The original PC visual novel Doki Doki Literature Club took over the internet back in late 2017. Offering up a cute aesthetic wrapped around themes of depression, self-harm, and horror, it was an odd blend of genres that would have been unique on it’s own. However, an entire meta-game that has you doing things outside of loading the game itself is where the title really stood out. PC players would be deleting files, reloading games, looking for clues in the game’s system files, and so much more. Theories surrounded the game’s main antagonist and their incentives, but one thing was certain: Doki Doki was not like anything gamer’s enjoyed before.
Jump ahead to 2021 and the game sees itself on all current game consoles, including the Nintendo Switch. Obviously being on a console game and not a PC game, players cannot close the game and go to the game’s files and start manipulating them to see the in-game results. Instead, Doki Doki Literature Club Plus incorporates a computer-like desktop for you to navigate. From here, you can access the game’s “System Files” and emulate what one would do on the actual computer desktop. It’s not ideal, but it works for what it is.
I do not play PC games all that much. Occasionally I’ll jump on and play (although as of this week we now have a beefy gaming rig, so we’ll reevaluate that claim shortly). When DDLC released in 2017 I was caught up in the hype behind what everyone was saying about it, but didn’t play the game. I watched the Game Theory videos all about it and really enjoyed learning what the game had to offer. For someone that hadn’t played the game, I knew a good amount. You can imagine my excitement when I was given a copy of the game for Christmas this past year.
I spent about 2 days playing through the game on the Switch. I witnessed the twists, turns, murders, and psychological horrors first hand and for the first time. It was honestly pretty great! I literally said “Oh my god” out loud a couple times, and was pleasantly surprised with the story and meta-game. Deleting files and seeing the game become “corrupt” was super cool. For how cool the game and effects were though, I couldn’t help but feel I was getting a subpar experience.

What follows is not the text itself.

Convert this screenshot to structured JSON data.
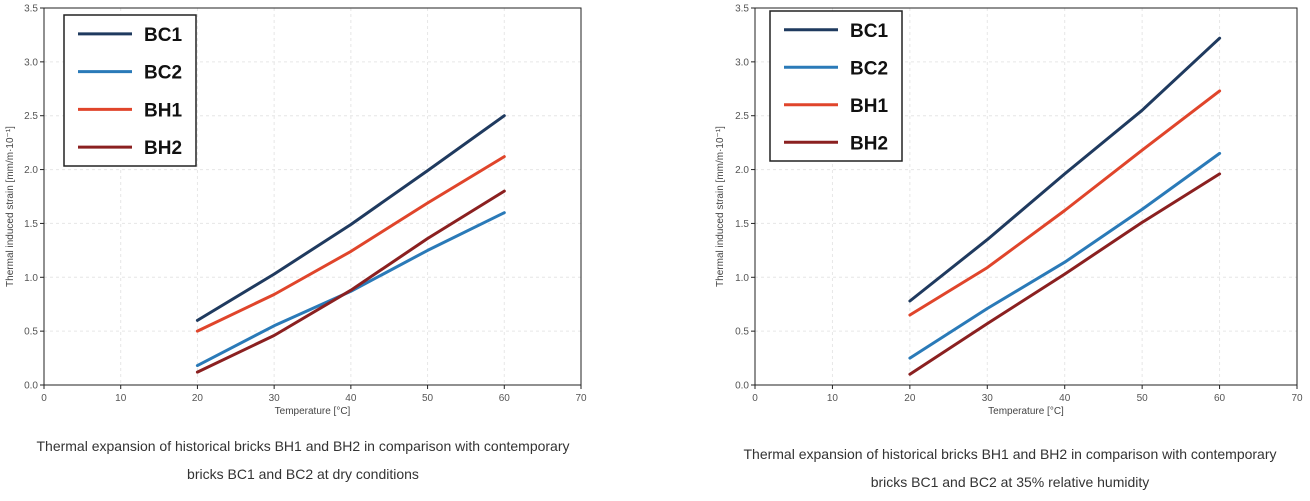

DDLC on consoles is inferior. The game handles and runs well, but the non-game elements are lacking. It’s not quite the same using a digital computer desktop interface to play around with game files. I feel a lot more limited without my massive hard drive to play around. It’s not as rewarding to be told secretive information via in-game emails and messages rather than finding them yourself in the actual games files (which is done on the PC version of this game). Granted, I likely wouldn’t even do these things because that’s not how I enjoy my video games, but it’s worth pointing out.
Perhaps the biggest offender to this dichotomy between platforms comes from what you learn about the game when not playing it. As stated above, I’m not really into opening files and changing brightness or playing audio files backwards, but that’s what you can do to find more information about the game’s characters. It’s honestly how you find all the impressive and meta stuff DDLC has to offer. I found out about all of this watching online videos and would have never guessed it was even a thing unless I did. There’s no real evidence of these things in the game itself: it’s all found out and presented outside of the visual novel. Without these things in the Switch or other console versions, the game loses what makes it truly special.
Doki Doki Literature Club Plus is a good game. It’s just a better game on PC. If you have the opportunity, play it when you can. Just try to play it on PC.